Já os recursos financeiros referem-se ao capital monetário necessário para viabilizar as atividades relacionadas à inovação. São utilizados para custear mão de obra, insumos, comercialização e outras despesas operacionais. Diferentemente dos recursos econômicos, os financeiros podem ser mais facilmente redistribuídos e convertidos em outras formas de valor, tornando-se indispensáveis em diferentes fases do ciclo de vida da inovação.

No campo dos recursos financeiros, mecanismos de investimento variados ajudam a impulsionar um ecossistema local de inovação. Entre eles podem ser destacados:

  • Capital Anjo: investidores individuais que aportam capital inicial em startups, frequentemente em troca de participação societária.
  • Capital Semente: fundos voltados a startups em estágios iniciais, fornecendo capital para desenvolvimento de produtos e serviços.
  • Venture Capital (Capital Empreendedor): recursos destinados a startups em fases mais avançadas, geralmente com foco em expansão.
  • Empréstimos e Linhas de Crédito: incluem financiamento com taxas subsidiadas por bancos de fomento ou linhas comerciais.
  • Subvenção Governamental e Renúncia Fiscal: editais públicos que oferecem subsídios diretos ou incentivos fiscais para projetos inovadores.

O PAPEL DA OFERTA DE RECURSOS EM ECOSSISTEMAS DE INOVAÇÃO

Ecossistemas de inovação mundialmente reconhecidos possuem uma oferta ampla e contínua de recursos econômicos e financeiros. Nessas localidades, há um equilíbrio entre a disponibilidade de capital para pesquisa e desenvolvimento, suporte à ideação e financiamento para escalabilidade no mercado.

A quádrupla hélice — composta por governo, empresas, academia e sociedade civil — desempenha papel crucial nesse equilíbrio. Todos os atores necessitam aplicar recursos para a inovação, com cada categoria ou ‘hélice’ disponibilizando mais ou menos ¼ da soma do total de recursos econômicos e financeiros disponíveis no território do ecossistema. Importante compreender também que, de acordo com a função social, categoria ou propósito de cada ator do ecossistema, seus recursos serão destinados a uma linha de ação ou etapa mais específica da jornada do empreendedorismo inovador.
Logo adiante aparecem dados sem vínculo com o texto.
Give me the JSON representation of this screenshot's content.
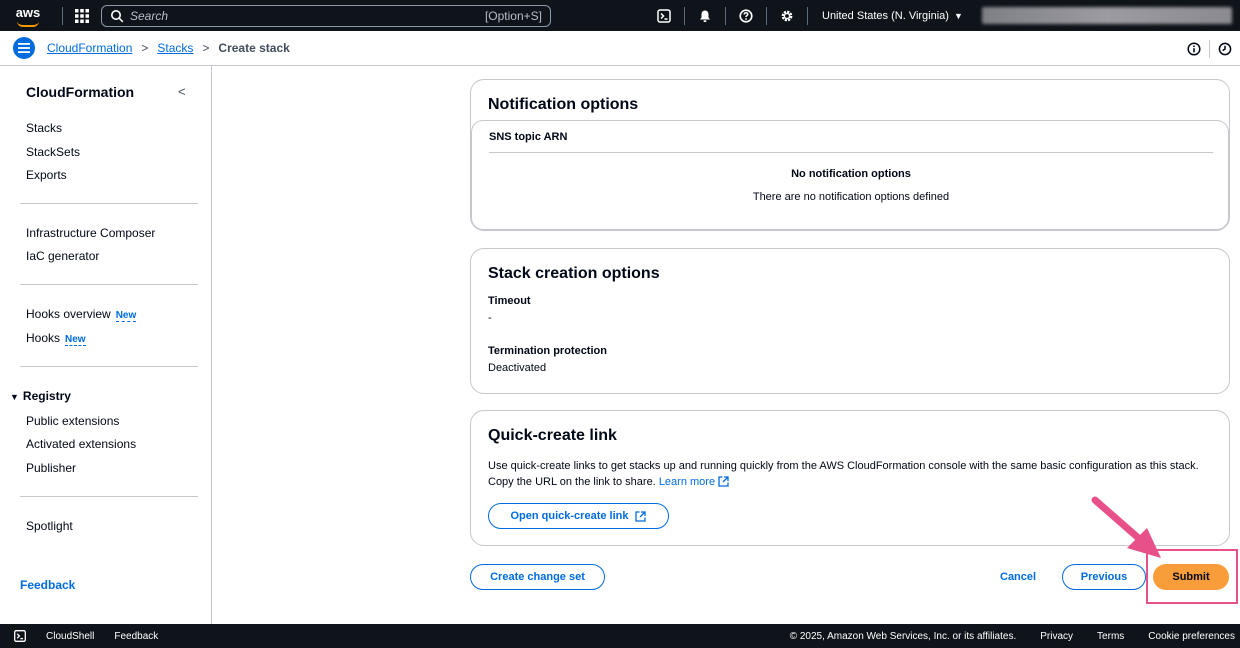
{
  "topnav": {
    "logo": "aws",
    "search_placeholder": "Search",
    "search_shortcut": "[Option+S]",
    "region": "United States (N. Virginia)",
    "icons": [
      "cloudshell-icon",
      "bell-icon",
      "help-icon",
      "gear-icon"
    ]
  },
  "breadcrumb": {
    "items": [
      "CloudFormation",
      "Stacks",
      "Create stack"
    ]
  },
  "sidebar": {
    "title": "CloudFormation",
    "group1": [
      "Stacks",
      "StackSets",
      "Exports"
    ],
    "group2": [
      "Infrastructure Composer",
      "IaC generator"
    ],
    "group3": [
      "Hooks overview",
      "Hooks"
    ],
    "new_badge": "New",
    "registry": {
      "title": "Registry",
      "items": [
        "Public extensions",
        "Activated extensions",
        "Publisher"
      ]
    },
    "group5": [
      "Spotlight"
    ],
    "feedback": "Feedback"
  },
  "notification": {
    "title": "Notification options",
    "column": "SNS topic ARN",
    "empty_title": "No notification options",
    "empty_desc": "There are no notification options defined"
  },
  "stack_options": {
    "title": "Stack creation options",
    "timeout_label": "Timeout",
    "timeout_value": "-",
    "termination_label": "Termination protection",
    "termination_value": "Deactivated"
  },
  "quick_create": {
    "title": "Quick-create link",
    "description": "Use quick-create links to get stacks up and running quickly from the AWS CloudFormation console with the same basic configuration as this stack. Copy the URL on the link to share.",
    "learn_more": "Learn more",
    "button": "Open quick-create link"
  },
  "actions": {
    "change_set": "Create change set",
    "cancel": "Cancel",
    "previous": "Previous",
    "submit": "Submit"
  },
  "footer": {
    "cloudshell": "CloudShell",
    "feedback": "Feedback",
    "copyright": "© 2025, Amazon Web Services, Inc. or its affiliates.",
    "privacy": "Privacy",
    "terms": "Terms",
    "cookies": "Cookie preferences"
  },
  "colors": {
    "link": "#006ce0",
    "primary_button": "#f89d39",
    "nav_bg": "#0f141a",
    "highlight": "#e8508a"
  }
}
Assim, cada estágio do ciclo de inovação demanda diferentes tipos de suporte e investidores. Atividades de P&D com alto risco, por exemplo, atraem recursos predominantemente de instituições públicas e acadêmicas, enquanto empreendimentos em fase de tração dependem mais de capital privado. Em contrapartida, startups em estágio inicial muitas vezes contam com subvenções governamentais, além de investidores anjo. Empresas estabelecidas contam com seus próprios recursos econômicos e financeiros, complementados com crédito de agentes de fomento públicos ou privados e com mecanismos de renúncia fiscal de órgãos governamentais, entre outros.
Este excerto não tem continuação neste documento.